I study it until its roaming patterns reveal themselves—until a map emerges.
(Is introspection the most profound form of cartography?)
I acknowledge The Scavenger’s cyclical nature.
I expect it to come and go as a noumenal tide.
I brace myself just before it comes—and exhale with relief and gratitude as it departs.
And always—ALWAYS—I keep its guesthouse room clean and airy, making sure it has all the space it needs.
If your daily life seems poor, do not blame it; blame yourself that you are not poet enough to call forth its riches…
–Rainer Maria Rilke
The Blamer is my second-most vituperative Self, trailing only The Pity-Seeker.
Whereas The Pity-Seeker melts hearts and evokes concern with teary, puppy-dog eyes, The Blamer hurls thunderbolts.
He rages—oh, how he rages!—against everyone and everything.

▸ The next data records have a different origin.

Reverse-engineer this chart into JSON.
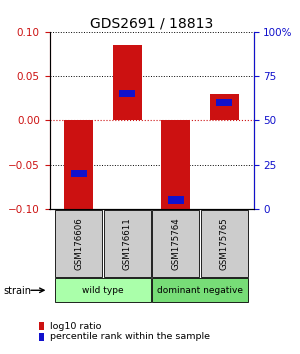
{
  "title": "GDS2691 / 18813",
  "samples": [
    "GSM176606",
    "GSM176611",
    "GSM175764",
    "GSM175765"
  ],
  "log10_ratio": [
    -0.1,
    0.085,
    -0.1,
    0.03
  ],
  "percentile_rank": [
    20,
    65,
    5,
    60
  ],
  "bar_width": 0.6,
  "ylim_left": [
    -0.1,
    0.1
  ],
  "ylim_right": [
    0,
    100
  ],
  "yticks_left": [
    -0.1,
    -0.05,
    0,
    0.05,
    0.1
  ],
  "yticks_right": [
    0,
    25,
    50,
    75,
    100
  ],
  "ytick_labels_right": [
    "0",
    "25",
    "50",
    "75",
    "100%"
  ],
  "groups": [
    {
      "label": "wild type",
      "samples": [
        0,
        1
      ],
      "color": "#aaffaa"
    },
    {
      "label": "dominant negative",
      "samples": [
        2,
        3
      ],
      "color": "#77dd77"
    }
  ],
  "group_row_color": "#cccccc",
  "red_color": "#cc1111",
  "blue_color": "#1111cc",
  "hline_color": "#cc1111",
  "grid_color": "#000000",
  "legend_red_label": "log10 ratio",
  "legend_blue_label": "percentile rank within the sample",
  "strain_label": "strain",
  "title_fontsize": 10,
  "tick_fontsize": 7.5,
  "label_fontsize": 7
}
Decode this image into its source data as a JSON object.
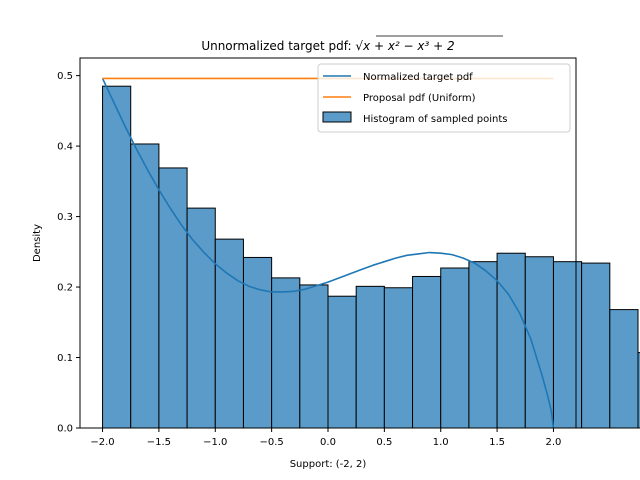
{
  "chart_data": {
    "type": "bar",
    "title_prefix": "Unnormalized target pdf: ",
    "title_expr": "x + x² − x³ + 2",
    "xlabel": "Support: (-2, 2)",
    "ylabel": "Density",
    "xlim": [
      -2.2,
      2.2
    ],
    "ylim": [
      0,
      0.525
    ],
    "xticks": [
      -2.0,
      -1.5,
      -1.0,
      -0.5,
      0.0,
      0.5,
      1.0,
      1.5,
      2.0
    ],
    "xtick_labels": [
      "−2.0",
      "−1.5",
      "−1.0",
      "−0.5",
      "0.0",
      "0.5",
      "1.0",
      "1.5",
      "2.0"
    ],
    "yticks": [
      0.0,
      0.1,
      0.2,
      0.3,
      0.4,
      0.5
    ],
    "ytick_labels": [
      "0.0",
      "0.1",
      "0.2",
      "0.3",
      "0.4",
      "0.5"
    ],
    "grid": false,
    "legend_position": "top-right",
    "histogram": {
      "name": "Histogram of sampled points",
      "color": "#5b9bc9",
      "edge_color": "#000000",
      "bin_start": -2.0,
      "bin_width": 0.25,
      "values": [
        0.485,
        0.403,
        0.369,
        0.312,
        0.268,
        0.242,
        0.213,
        0.203,
        0.187,
        0.201,
        0.199,
        0.215,
        0.227,
        0.236,
        0.248,
        0.243,
        0.236,
        0.234,
        0.168,
        0.107
      ]
    },
    "series": [
      {
        "name": "Normalized target pdf",
        "color": "#1f77b4",
        "x": [
          -2.0,
          -1.9,
          -1.8,
          -1.7,
          -1.6,
          -1.5,
          -1.4,
          -1.3,
          -1.2,
          -1.1,
          -1.0,
          -0.9,
          -0.8,
          -0.7,
          -0.6,
          -0.5,
          -0.4,
          -0.3,
          -0.2,
          -0.1,
          0.0,
          0.1,
          0.2,
          0.3,
          0.4,
          0.5,
          0.6,
          0.7,
          0.8,
          0.9,
          1.0,
          1.1,
          1.2,
          1.3,
          1.4,
          1.5,
          1.6,
          1.7,
          1.8,
          1.9,
          1.95,
          1.98,
          2.0
        ],
        "y": [
          0.496,
          0.462,
          0.428,
          0.396,
          0.366,
          0.338,
          0.312,
          0.288,
          0.267,
          0.249,
          0.233,
          0.22,
          0.209,
          0.201,
          0.196,
          0.193,
          0.193,
          0.194,
          0.197,
          0.202,
          0.207,
          0.213,
          0.219,
          0.225,
          0.231,
          0.236,
          0.241,
          0.245,
          0.247,
          0.249,
          0.248,
          0.246,
          0.241,
          0.234,
          0.223,
          0.209,
          0.19,
          0.163,
          0.126,
          0.074,
          0.045,
          0.025,
          0.0
        ]
      },
      {
        "name": "Proposal pdf (Uniform)",
        "color": "#ff7f0e",
        "x": [
          -2.0,
          2.0
        ],
        "y": [
          0.496,
          0.496
        ]
      }
    ]
  }
}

My genetic inheritance, my upbringing, the Universe, God (whose existence he doubts, but why relinquish such a juicy target for indignation?)—all are fair game.
He fears two things above all else:
a) Introspection: He cannot bear the inward gaze—it reveals him.
b) Surrender: He loathes the cessation of denunciation—it starves him.
I look within and stop asking why things unfold the way they do.
When I look within, I see The Blamer and give him the space he needs—a need that cannot be accurately assessed without tuning in.
When I stop asking why, I can hear The Blamer clearly and attend to him, as a host should.
Eventually, like the others, he tires of wailing and drops wearily back into his seat.